The meridian is an imaginary great circle which runs through the North Pole and the South Pole; 90° to the horizon.
In the star clock three of the circumpolar stars discovered in the meridian are located almost vertically above one another, while at the same time the constellation from the Winter Hexagon with Deneb, and Vega at the northerly point, could be seen. Exactly six hours later two more circumpolar stars form an astral hand, when Altair had risen at the eastern point and thereby the triangular constellation occupied the eastern quarter of the sky, while Procyon from the Hexagon was located near the western point, shortly before setting. Another six hours later the first astral hand reached his upper culminacion in the meridian and another six hours later the stars of the second hand had changed their places.
One of two astral hands had reached his lower culmination on the meridian.

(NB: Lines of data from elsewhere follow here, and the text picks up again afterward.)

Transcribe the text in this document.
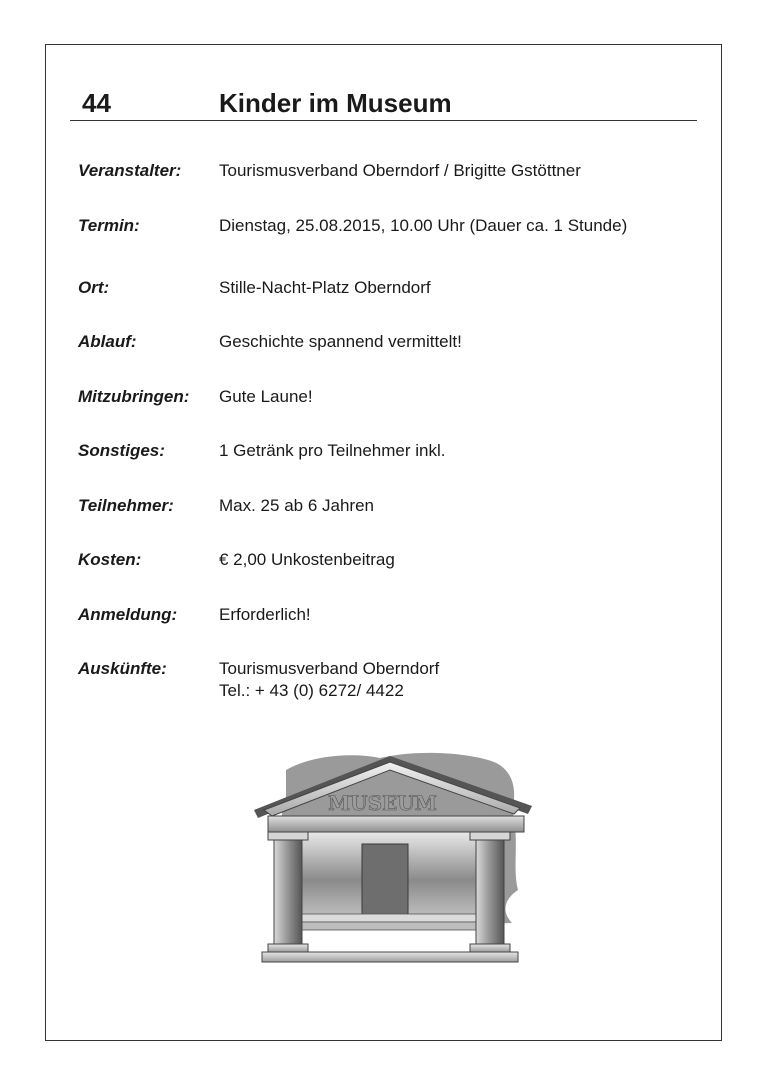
44	Kinder im Museum
Veranstalter: Tourismusverband Oberndorf / Brigitte Gstöttner
Termin:	Dienstag, 25.08.2015, 10.00 Uhr (Dauer ca. 1 Stunde)
Ort:	Stille-Nacht-Platz Oberndorf
Ablauf:	Geschichte spannend vermittelt!
Mitzubringen: Gute Laune!
Sonstiges:	1 Getränk pro Teilnehmer inkl.
Teilnehmer:	Max. 25 ab 6 Jahren
Kosten:	€ 2,00 Unkostenbeitrag
Anmeldung: Erforderlich!
Auskünfte:	Tourismusverband Oberndorf
Tel.: + 43 (0) 6272/ 4422
MUSEUM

Six hours later respectively one star of another hand was standing on each side of the North Pole.
After another 90 dedrees sky turn the first reached his upper pinnacle.
And again after a quarter turn of the visible starry sky the second had turned, as well, while Procyon was just rised and had reached the east point. This astral hand form an exactly 90° angle with Procyon in the east.
As the two stars Procyon and Altair moved parallel to the equinoctial line, one could see them performing a quarter astral course when they were positioned above the southern point.